Marinated Summer Squash and Chickpea Salad with Lemon, Herbs, and Parmesan
  • Category


  • Cusine



1 can chickpeas, rinsed well and drained

1 lemon, zest and juice, plus enough more juice to make a total of 1/4 C fresh lemon juice

5 T olive oil

1 1/2 lb. thinly sliced summer squash, about 3-4 squash

1 T coarse ground kosher salt or sea salt

1 cup chopped fresh herbs

fresh ground black pepper to taste

1/4 cup freshly grated Parmesan cheese


Dump chickpeas into a colander placed in the sink, then rinse with cold water until no more foam appears. Let chickpeas drain while you make dressing. Zest the lemon and put zest in a small glass measuring cup or a small bowl. Squeeze lemon juice, then add more if needed until you have 1/4 C fresh lemon juice and add juice to lemon zest. Whisk in 5 T olive oil.
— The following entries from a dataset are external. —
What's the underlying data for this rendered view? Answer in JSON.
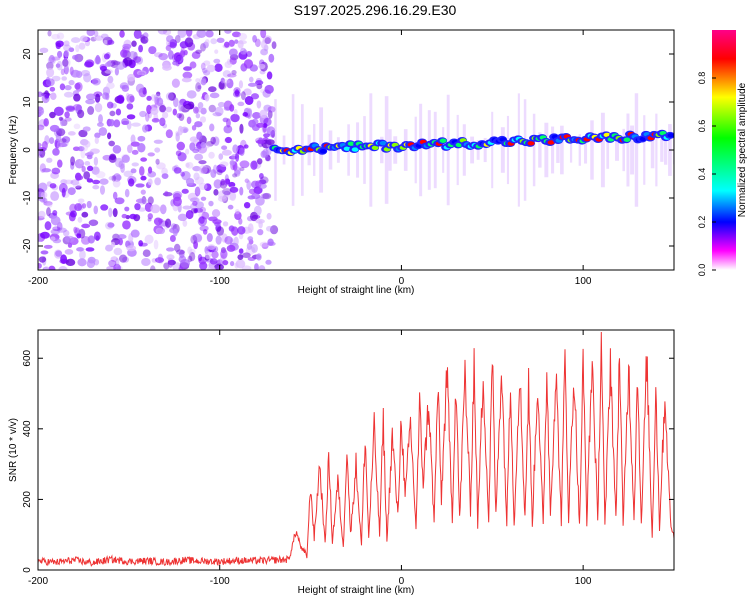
{
  "title": "S197.2025.296.16.29.E30",
  "chart_data": [
    {
      "type": "heatmap",
      "title": "S197.2025.296.16.29.E30",
      "xlabel": "Height of straight line (km)",
      "ylabel": "Frequency (Hz)",
      "xlim": [
        -200,
        150
      ],
      "ylim": [
        -25,
        25
      ],
      "xticks": [
        -200,
        -100,
        0,
        100
      ],
      "xtick_labels": [
        "-200",
        "-100",
        "0",
        "100"
      ],
      "yticks": [
        -20,
        -10,
        0,
        10,
        20
      ],
      "ytick_labels": [
        "-20",
        "-10",
        "0",
        "10",
        "20"
      ],
      "colorbar": {
        "label": "Normalized spectral amplitude",
        "range": [
          0,
          1
        ],
        "ticks": [
          0.0,
          0.2,
          0.4,
          0.6,
          0.8
        ],
        "tick_labels": [
          "0.0",
          "0.2",
          "0.4",
          "0.6",
          "0.8"
        ],
        "colors": [
          "#ffffff",
          "#ff00ff",
          "#0000ff",
          "#00ffff",
          "#00ff00",
          "#ffff00",
          "#ff0000",
          "#ff0088"
        ]
      },
      "features": {
        "noise_region_km": [
          -200,
          -70
        ],
        "signal_start_km": -70,
        "signal_band_hz": [
          0,
          3
        ]
      }
    },
    {
      "type": "line",
      "xlabel": "Height of straight line (km)",
      "ylabel": "SNR (10 * v/v)",
      "xlim": [
        -200,
        150
      ],
      "ylim": [
        0,
        680
      ],
      "xticks": [
        -200,
        -100,
        0,
        100
      ],
      "xtick_labels": [
        "-200",
        "-100",
        "0",
        "100"
      ],
      "yticks": [
        0,
        200,
        400,
        600
      ],
      "ytick_labels": [
        "0",
        "200",
        "400",
        "600"
      ],
      "line_color": "#ee3333",
      "series": [
        {
          "name": "SNR",
          "x": [
            -200,
            -190,
            -180,
            -170,
            -160,
            -150,
            -140,
            -130,
            -120,
            -110,
            -100,
            -90,
            -80,
            -70,
            -62,
            -58,
            -55,
            -52,
            -50,
            -48,
            -45,
            -42,
            -40,
            -38,
            -35,
            -32,
            -30,
            -28,
            -25,
            -22,
            -20,
            -18,
            -15,
            -12,
            -10,
            -8,
            -5,
            -2,
            0,
            2,
            5,
            8,
            10,
            12,
            15,
            18,
            20,
            22,
            25,
            28,
            30,
            32,
            35,
            38,
            40,
            42,
            45,
            48,
            50,
            52,
            55,
            58,
            60,
            62,
            65,
            68,
            70,
            72,
            75,
            78,
            80,
            82,
            85,
            88,
            90,
            92,
            95,
            98,
            100,
            102,
            105,
            108,
            110,
            112,
            115,
            118,
            120,
            122,
            125,
            128,
            130,
            132,
            135,
            138,
            140,
            142,
            145,
            148,
            150
          ],
          "values": [
            25,
            22,
            28,
            20,
            30,
            24,
            26,
            22,
            28,
            25,
            24,
            27,
            26,
            28,
            30,
            110,
            60,
            40,
            240,
            90,
            300,
            70,
            320,
            80,
            250,
            60,
            360,
            100,
            300,
            70,
            380,
            90,
            400,
            100,
            420,
            80,
            380,
            150,
            440,
            200,
            420,
            120,
            460,
            250,
            480,
            130,
            520,
            200,
            560,
            150,
            540,
            140,
            560,
            170,
            590,
            130,
            560,
            140,
            600,
            150,
            580,
            130,
            560,
            120,
            560,
            150,
            520,
            130,
            540,
            120,
            570,
            160,
            560,
            140,
            600,
            150,
            560,
            120,
            580,
            140,
            600,
            130,
            660,
            120,
            600,
            140,
            620,
            120,
            580,
            150,
            560,
            120,
            600,
            90,
            520,
            120,
            500,
            140,
            90
          ]
        }
      ]
    }
  ]
}
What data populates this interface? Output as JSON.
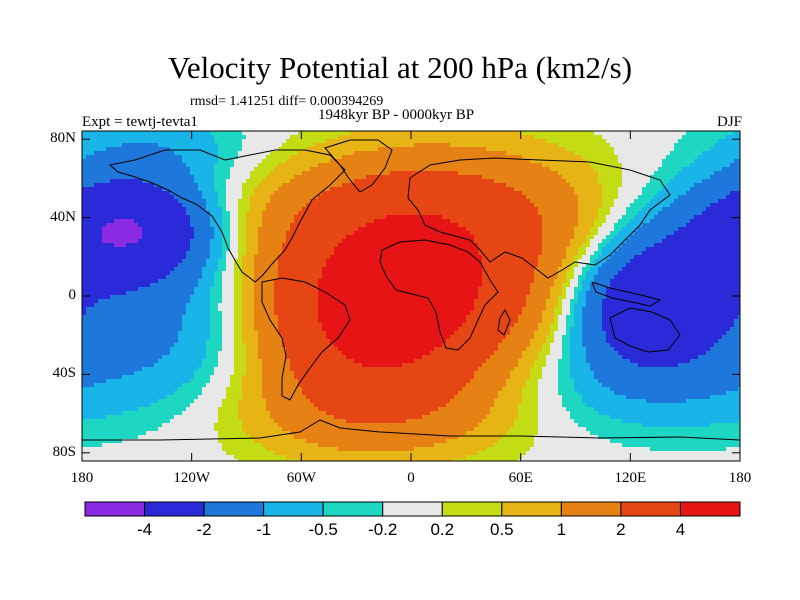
{
  "title": "Velocity Potential at 200 hPa (km2/s)",
  "stats_line": "rmsd= 1.41251 diff= 0.000394269",
  "experiment": "Expt = tewtj-tevta1",
  "period": "1948kyr BP - 0000kyr BP",
  "season": "DJF",
  "lat_ticks": [
    {
      "label": "80N",
      "lat": 80
    },
    {
      "label": "40N",
      "lat": 40
    },
    {
      "label": "0",
      "lat": 0
    },
    {
      "label": "40S",
      "lat": -40
    },
    {
      "label": "80S",
      "lat": -80
    }
  ],
  "lon_ticks": [
    {
      "label": "180",
      "lon": -180
    },
    {
      "label": "120W",
      "lon": -120
    },
    {
      "label": "60W",
      "lon": -60
    },
    {
      "label": "0",
      "lon": 0
    },
    {
      "label": "60E",
      "lon": 60
    },
    {
      "label": "120E",
      "lon": 120
    },
    {
      "label": "180",
      "lon": 180
    }
  ],
  "colorbar": {
    "colors": [
      "#8a2be2",
      "#2a2ad8",
      "#1e78dc",
      "#19b4e8",
      "#1ed7c3",
      "#e8e8e8",
      "#c3dc14",
      "#e6b414",
      "#e68214",
      "#e64614",
      "#e61414"
    ],
    "labels": [
      "-4",
      "-2",
      "-1",
      "-0.5",
      "-0.2",
      "0.2",
      "0.5",
      "1",
      "2",
      "4"
    ]
  },
  "field_centers": [
    {
      "lon": -20,
      "lat": -10,
      "amp": 4.5,
      "sx": 45,
      "sy": 32
    },
    {
      "lon": 20,
      "lat": 20,
      "amp": 2.5,
      "sx": 55,
      "sy": 35
    },
    {
      "lon": 0,
      "lat": 45,
      "amp": 1.0,
      "sx": 70,
      "sy": 20
    },
    {
      "lon": -20,
      "lat": -60,
      "amp": 1.0,
      "sx": 60,
      "sy": 18
    },
    {
      "lon": 130,
      "lat": -5,
      "amp": -3.5,
      "sx": 30,
      "sy": 22
    },
    {
      "lon": -150,
      "lat": 35,
      "amp": -3.0,
      "sx": 30,
      "sy": 18
    },
    {
      "lon": 170,
      "lat": 30,
      "amp": -1.5,
      "sx": 40,
      "sy": 22
    },
    {
      "lon": -130,
      "lat": -15,
      "amp": -1.2,
      "sx": 50,
      "sy": 30
    },
    {
      "lon": 120,
      "lat": -45,
      "amp": -0.8,
      "sx": 60,
      "sy": 20
    },
    {
      "lon": -140,
      "lat": 75,
      "amp": -0.8,
      "sx": 40,
      "sy": 15
    }
  ]
}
Pat chickpeas dry with a paper towel, then place in a bowl with a tight-fitting lid that’s large enough to hold all the salad ingredients. Add 2 T dressing and let chickpeas start to marinate. Wash squash if needed and cut off stem and blossom end. Cut squash in half if large, then thinly slice. Layer 1/3 of squash in colander, sprinkle with 1 tsp. coarse ground salt, then repeat with two more layers. Let squash sit in a colander in the sink until water is released, about 10-15 minutes. When squash looks wet, spread out on a strip of paper towel, put another layer of towel on top and press down on paper towel until all the water is absorbed by the paper towels. Put the dried squash into the plastic bowl with the marinating chickpeas, add 3 T more dressing and let squash and chickpeas marinate 1-2 hours at room temperature. When you’re ready to serve the salad, chop 1 cup fresh herbs of your choice. Toss salad with the rest of the dressing Mix in chopped fresh herbs, and season with fresh ground black pepper. Arrange salad on individual plates and top each serving with freshly grated Parmesan cheese.